Way Down Deep, page 2
There was no grace to begin with.
Only falling.
I started out above the off-license, you know? Only in my case it’s above an abandoned movie theatre, after dropping out of university and dropping out of every job I’ve ever had and dropping out of humanity. The last time I went outside was a Tuesday, but I couldn’t tell you which Tuesday it was. It could have been the last one in June.
It might have been the first one of five years ago.
Really, I’m the last person you should come to for advice on how to be a person. But if it’s any consolation at all, you seem to be doing pretty good to me. You didn’t have to tell me that story, but you did. And you don’t have to be so honest about everything, but you are. They seem like solid places to start, if you’re trying to rebuild yourself into the kind of person you want to be.
I have faith in you, Smith. Even though I’ve only known you for five minutes, I have faith.
Doesn’t that tell you something?
12.20pm
So we’re both trapped, huh?
Me by circumstances and obligation. You by … what, exactly? Something in your head? Or your past? Help me understand. What on earth could have made someone with so much to share decide to keep it all locked up?
Was it even a choice at all?
Go ahead, stranger. Break my heart. Show me I’m still capable of feeling something so tender.
12.32pm
I guess so, but I don’t know if I ever thought of myself as trapped until right now. It’s safe here. It’s comfortable. I don’t have to make any choices or decide anything in particular. The hardest part of my day is picking what to watch, what to eat, whether to get up off the couch.
I’ve rubbed myself a smooth, soft rut in the fabric of my life.
Though I honestly don’t know why. If I did, I swear I would tell you. Nothing sounds so sweet to me as provoking tender feelings from someone who thinks he isn’t capable of feeling them. But if I tried, I know I’d probably slip into lies.

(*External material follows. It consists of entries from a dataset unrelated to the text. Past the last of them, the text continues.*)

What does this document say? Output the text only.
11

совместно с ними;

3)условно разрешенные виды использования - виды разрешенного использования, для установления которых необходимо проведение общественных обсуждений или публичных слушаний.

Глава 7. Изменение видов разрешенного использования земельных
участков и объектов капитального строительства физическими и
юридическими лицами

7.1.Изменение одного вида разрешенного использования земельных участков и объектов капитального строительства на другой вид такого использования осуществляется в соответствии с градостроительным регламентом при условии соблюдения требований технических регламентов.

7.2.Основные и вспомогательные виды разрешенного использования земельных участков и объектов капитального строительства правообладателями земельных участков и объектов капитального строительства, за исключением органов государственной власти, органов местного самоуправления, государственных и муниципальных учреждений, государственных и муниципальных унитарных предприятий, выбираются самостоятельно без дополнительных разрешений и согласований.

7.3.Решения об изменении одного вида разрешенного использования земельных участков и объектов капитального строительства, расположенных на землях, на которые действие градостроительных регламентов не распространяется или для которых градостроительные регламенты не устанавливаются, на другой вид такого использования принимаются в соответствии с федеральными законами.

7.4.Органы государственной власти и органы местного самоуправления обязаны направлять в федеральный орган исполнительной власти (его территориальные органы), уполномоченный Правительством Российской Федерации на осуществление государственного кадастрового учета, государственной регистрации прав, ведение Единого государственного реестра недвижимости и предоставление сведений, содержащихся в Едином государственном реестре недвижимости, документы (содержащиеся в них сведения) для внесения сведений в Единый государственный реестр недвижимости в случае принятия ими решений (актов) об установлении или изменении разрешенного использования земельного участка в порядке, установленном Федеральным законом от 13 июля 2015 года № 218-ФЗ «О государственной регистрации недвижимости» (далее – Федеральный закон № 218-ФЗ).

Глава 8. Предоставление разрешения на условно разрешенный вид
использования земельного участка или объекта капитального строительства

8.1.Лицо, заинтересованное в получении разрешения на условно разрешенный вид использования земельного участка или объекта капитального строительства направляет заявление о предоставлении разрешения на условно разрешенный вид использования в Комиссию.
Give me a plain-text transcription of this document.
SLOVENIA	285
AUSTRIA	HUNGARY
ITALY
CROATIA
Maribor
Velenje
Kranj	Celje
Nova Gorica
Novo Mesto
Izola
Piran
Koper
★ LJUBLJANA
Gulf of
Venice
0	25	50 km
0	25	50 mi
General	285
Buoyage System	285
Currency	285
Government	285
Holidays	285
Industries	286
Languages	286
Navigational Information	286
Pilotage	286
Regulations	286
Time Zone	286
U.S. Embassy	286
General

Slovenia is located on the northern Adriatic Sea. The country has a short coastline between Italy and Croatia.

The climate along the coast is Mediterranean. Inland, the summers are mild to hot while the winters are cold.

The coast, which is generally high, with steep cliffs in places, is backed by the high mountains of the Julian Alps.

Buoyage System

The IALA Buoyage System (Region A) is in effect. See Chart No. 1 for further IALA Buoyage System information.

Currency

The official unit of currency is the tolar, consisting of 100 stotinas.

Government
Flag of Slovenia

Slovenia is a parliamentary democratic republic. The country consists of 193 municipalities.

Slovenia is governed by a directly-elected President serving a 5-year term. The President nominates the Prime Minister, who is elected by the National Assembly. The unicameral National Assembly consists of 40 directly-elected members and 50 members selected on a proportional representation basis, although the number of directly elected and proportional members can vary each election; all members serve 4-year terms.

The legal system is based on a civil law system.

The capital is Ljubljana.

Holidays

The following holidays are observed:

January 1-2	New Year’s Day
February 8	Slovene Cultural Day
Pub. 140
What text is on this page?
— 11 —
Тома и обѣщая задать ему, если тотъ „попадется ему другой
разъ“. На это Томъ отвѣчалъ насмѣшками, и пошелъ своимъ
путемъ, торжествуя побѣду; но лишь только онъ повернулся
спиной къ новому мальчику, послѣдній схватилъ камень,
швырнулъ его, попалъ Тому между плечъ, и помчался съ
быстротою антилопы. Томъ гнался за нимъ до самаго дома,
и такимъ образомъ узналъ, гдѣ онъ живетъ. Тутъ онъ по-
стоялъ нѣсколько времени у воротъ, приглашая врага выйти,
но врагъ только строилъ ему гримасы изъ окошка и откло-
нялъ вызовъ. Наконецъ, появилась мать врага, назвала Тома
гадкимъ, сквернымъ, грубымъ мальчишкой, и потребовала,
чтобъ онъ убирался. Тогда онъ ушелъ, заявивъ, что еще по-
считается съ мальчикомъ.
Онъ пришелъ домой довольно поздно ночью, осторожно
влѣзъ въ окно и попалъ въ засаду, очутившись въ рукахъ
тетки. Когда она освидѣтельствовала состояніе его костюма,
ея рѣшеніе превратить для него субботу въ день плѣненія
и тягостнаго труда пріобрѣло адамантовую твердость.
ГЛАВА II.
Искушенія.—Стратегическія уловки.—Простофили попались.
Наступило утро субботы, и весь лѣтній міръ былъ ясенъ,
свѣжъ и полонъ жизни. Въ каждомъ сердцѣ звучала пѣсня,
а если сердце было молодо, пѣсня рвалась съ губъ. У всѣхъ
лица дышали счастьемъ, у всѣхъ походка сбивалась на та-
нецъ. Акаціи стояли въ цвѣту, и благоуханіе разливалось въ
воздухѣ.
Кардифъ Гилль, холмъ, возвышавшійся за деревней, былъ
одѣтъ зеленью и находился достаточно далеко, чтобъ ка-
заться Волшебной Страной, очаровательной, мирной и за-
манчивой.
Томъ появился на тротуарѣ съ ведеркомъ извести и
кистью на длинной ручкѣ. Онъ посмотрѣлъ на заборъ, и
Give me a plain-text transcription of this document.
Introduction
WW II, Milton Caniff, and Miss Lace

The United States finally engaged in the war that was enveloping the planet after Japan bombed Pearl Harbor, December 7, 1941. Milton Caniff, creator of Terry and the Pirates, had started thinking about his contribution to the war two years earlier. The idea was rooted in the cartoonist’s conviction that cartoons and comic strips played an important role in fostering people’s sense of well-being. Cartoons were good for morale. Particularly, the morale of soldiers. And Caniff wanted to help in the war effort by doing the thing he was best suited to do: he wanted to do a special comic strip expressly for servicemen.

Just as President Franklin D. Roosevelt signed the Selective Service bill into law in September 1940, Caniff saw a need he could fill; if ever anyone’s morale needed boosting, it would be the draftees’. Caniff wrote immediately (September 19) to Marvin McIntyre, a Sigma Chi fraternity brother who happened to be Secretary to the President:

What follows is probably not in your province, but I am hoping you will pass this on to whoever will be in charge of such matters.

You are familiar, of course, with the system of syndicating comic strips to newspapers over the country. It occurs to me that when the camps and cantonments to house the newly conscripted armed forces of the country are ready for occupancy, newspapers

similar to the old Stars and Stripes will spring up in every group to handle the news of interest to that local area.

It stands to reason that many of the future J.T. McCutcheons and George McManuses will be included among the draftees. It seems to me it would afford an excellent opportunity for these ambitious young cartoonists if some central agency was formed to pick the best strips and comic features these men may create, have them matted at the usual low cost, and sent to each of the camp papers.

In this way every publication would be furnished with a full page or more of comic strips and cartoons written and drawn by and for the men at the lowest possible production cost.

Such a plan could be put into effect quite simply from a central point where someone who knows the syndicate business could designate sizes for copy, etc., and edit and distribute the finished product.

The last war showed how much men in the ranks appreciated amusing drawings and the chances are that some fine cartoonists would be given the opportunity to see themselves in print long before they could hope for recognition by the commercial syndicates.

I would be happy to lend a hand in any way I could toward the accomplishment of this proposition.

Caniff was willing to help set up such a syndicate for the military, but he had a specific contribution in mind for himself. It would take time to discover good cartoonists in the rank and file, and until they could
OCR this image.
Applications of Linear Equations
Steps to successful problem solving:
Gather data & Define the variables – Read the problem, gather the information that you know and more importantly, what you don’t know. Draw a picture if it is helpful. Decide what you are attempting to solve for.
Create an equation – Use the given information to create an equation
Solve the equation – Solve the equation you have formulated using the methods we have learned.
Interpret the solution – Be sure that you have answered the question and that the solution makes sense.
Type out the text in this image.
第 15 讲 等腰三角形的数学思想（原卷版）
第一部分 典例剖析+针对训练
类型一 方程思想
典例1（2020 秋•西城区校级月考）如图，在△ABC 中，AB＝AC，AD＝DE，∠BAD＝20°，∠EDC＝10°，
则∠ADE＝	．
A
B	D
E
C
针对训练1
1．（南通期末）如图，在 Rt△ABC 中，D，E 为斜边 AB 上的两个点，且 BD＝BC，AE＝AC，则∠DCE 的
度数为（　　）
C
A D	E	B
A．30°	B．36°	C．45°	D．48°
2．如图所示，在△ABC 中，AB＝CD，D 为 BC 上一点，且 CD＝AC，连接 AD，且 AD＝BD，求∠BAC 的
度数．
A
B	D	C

Make up something juicy for you, like, “it was on the day my family died.” Paint you a picture of a happy girl who lived a sunshine life, until storm cloud clichés came and stole it all away. I could describe the smell of blood with words like raw and heavy; tell you that a corpse turns the colour of spoiled food within moments.
And you would believe me.
It’s just that I don’t want you to.
Instead, tell me something sweet. Tell me something you like.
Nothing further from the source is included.